Mouse primary non-cancerous cell expressing H2B-mCHERRY (red) and PCNA-GFP (green) from transfected recombinant mRNA. Punctuated green signal marks progression through S-phase (DNA replication). Note for defective chromosome segregation in mitosis.
Mouse oocyte expressing H2B-mCHERRY (red) and MAP4-GFP (green) after mRNA microinjection progresses through meiotic maturation. Spindle formation, chromosome segregation and 1st polar body extrusion are visible.

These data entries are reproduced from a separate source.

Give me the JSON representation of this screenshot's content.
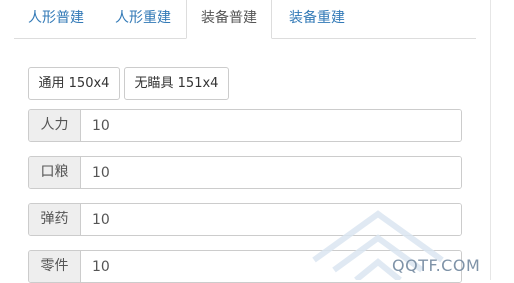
{
  "tabs": [
    {
      "label": "人形普建",
      "active": false
    },
    {
      "label": "人形重建",
      "active": false
    },
    {
      "label": "装备普建",
      "active": true
    },
    {
      "label": "装备重建",
      "active": false
    }
  ],
  "presets": [
    {
      "label": "通用 150x4"
    },
    {
      "label": "无瞄具 151x4"
    }
  ],
  "fields": [
    {
      "label": "人力",
      "value": "10"
    },
    {
      "label": "口粮",
      "value": "10"
    },
    {
      "label": "弹药",
      "value": "10"
    },
    {
      "label": "零件",
      "value": "10"
    }
  ],
  "watermark": {
    "text": "QQTF.COM",
    "color": "#7f93a8"
  },
  "colors": {
    "link": "#337ab7",
    "addon_bg": "#eeeeee",
    "border": "#cccccc"
  }
}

Mouse oocyte from transgenic CAG::H2B-EGFP mouse stained with fluorogenic compound SiR tubulin for microtubule visualization. Chromosomes (H2B) are pseudocolored by red, microtubules are green. In contrast to Movie 2, oocyte was only vitally stained by SiR tubulin without any mRNA microinjection.
Defective chromosome segregation (red) in oocyte after induction of double strand DNA breaks using radiomimetic drug Neocarcinostation (NCS) in prophase I (see also Movie 5). Oocyte is from transgenic CAG::H2B-EGFP mouse strain.
3D projection of the nucleus of fixed mouse oocytes in prophase I after induction of double strand DNA breaks (DSBs) using radiomimetic drug Neocarcinostatin (NCS). DNA is stained by DAPI (blue), DSBs are visible as yellow dots for localization of DSB markers gH2AX (green) and MDC1 (red) to the site of DSB.